I’m researching various backup software and I want to see how large can Restic scale in practice. I am looking at a 40-60TB project (total size, multiple clients, largest around 10-20TB) and want to figure out if people have prior experience regarding what kind of hardware will be necessary to handle such a load.
- How big is your original data set?
- How is the data churn (ie. how much data changes on every snapshot)?
- How big is the resulting Restic archive?
- How long does the backup take to complete?
- What is your prune schedule, and how long do those take?
- Did you ever try to restore? How long did that take? How long would a full restore take?
- What kind of hardware are you using, both client and server?
- What do you feel is the bottleneck (ram, cpu, network, …)?
I have heard of a 2PB dataset, for example, that is rotated every year (as opposed to prune, probably because of performance issues). How about your dataset? Anyone can confirm the 2PB figure or beat that? Sub-PB figures are also fine, of course.
Thanks in advance!
My largest data set is about 350GiB, it’s a backup of a server with several VMs. Roughly, between two and 10GiB change every day. The restic repo is about 600GiB in size. Since it’s a server with normal hard disks (no SSDs), backup takes about 30-60 Minutes (excluding LVM snapshots and fsck).
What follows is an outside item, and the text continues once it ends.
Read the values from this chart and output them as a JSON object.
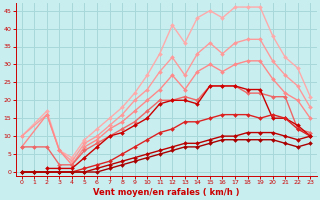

Forget and prune are run manually, the settings are
--keep-daily 7 --keep-weekly 8 --keep-monthly 12, the last prune took a long time of ~22 hours for the sftp backend. I did not attempt a restore yet, just used the fuse mount a couple of times.
The hardware is an older Server machine with 2x3TB disks, 32GiB RAM. The storage server via sftp is a low-power Intel Microserver from 2012 or so.
At the moment the bottleneck for prune is the implementation, which is very conservative… that needs to be improved.
I remember that there was someone who wanted to backup their server farm with restic.
Can’t seem to find the post right now but I’ll keep looking maybe he has more info to share.
I run CourtListener.com where we have millions of PDFs amounting to several TBs of data. I’ve found a couple things in 0.8.3. (0.9.0 is supposed to be better, but I haven’t tested it yet.)
By far the slowest thing is iterating over the files. I think this is better in 0.9.0, but it was taking a very long time, around a day, just to do this.
Memory usage was a major problem. I caught Restic using dozens of GB of memory if I recall. That’s not normal for most backup software I’ve used.
Haven’t tried a restore or prune yet.
The fuse mount was unusably slow. Too bad — what a cool feature!
The backup endpoint I’m using is backblaze (because it’s cheap).
I need to do more research, but I’m kind of on the fence right now until I try 0.9.0. The memory usage and speed were real problems, but perhaps they are better in the latest version, and we’re upgrading our RAID array, which should help too.
Not sure how much this helps, but I think big picture Restic is a more complex system than something like rsnapshot. With that complexity comes features (yay!) and CPU/memory consumption (not yay!).
Indeed, from what I understand the archiver code was revamped in 0.9.0 which should improve backup times. But memory issues remain, as far as I know, the core issue, especially for prune.
Thanks for the data points and good luck!
Small update. We’re now using Restic 0.9.1 for our backups to backblaze, and we’re still having huge memory issues. Last night our backup failed due to using up all of our free memory (which was about 25GB). Seems like the issue for this is:
Do you have a lot of small files? (Just trying to understand the worst case scenario here)
One collection is 1.6TB with about 10M files and then we’ve probably got another couple million similar files in a separate collection. 10M doesn’t seem like a ton to me, but it sure doesn’t make restic happy.
I’m not entirely sure where the memory is used. I personally don’t have such a huge repository (and not the means to save it somewhere fast).
The new archiver code (which is used during backup by default since 0.9.0) does not use so much memory.
I have a hunch where it map happen: restic loads all index files into data structures in memory. At the moment, for each index file, a separate data structure is used (we need to change that). So the lookup if a specific blob is in the repo and where it is saved takes longer and I suspect it also uses much more memory. I’ll have a look at how to hold the data we need in a more efficient way, maybe even using a file on disc for seldomly used blobs.
processed 1547475 files, 8.319 TiB in 35:30
Daily backup on a QNAP TS-453A
This is kind of where my intuition went.
Do I understand your comment correctly to mean that as you have more snapshots, the amount of memory needed for a backup grows too? In that case, I guess part of my problem is that I disabled pruning due to its performance problems. If that’s right, would running just forget (without prune), help solve that issue?
Hm, I’m not sure that’s it. In general, the amount of memory seems to correlate to the number of index files, and therefore to the number of blobs in the repo. This can be caused by either a huge number of small files (=many small blobs) or just a huge amount of data (=many blobs).
As I said in the GitHub issue, I unfortunately don’t have a means to reproduce the memory issue locally, but I’m in the process of building a large repo here so that I can run some tests.
Gotcha. Thanks for looking into this. Let me know if I can help with providing millions of small files or something else like that.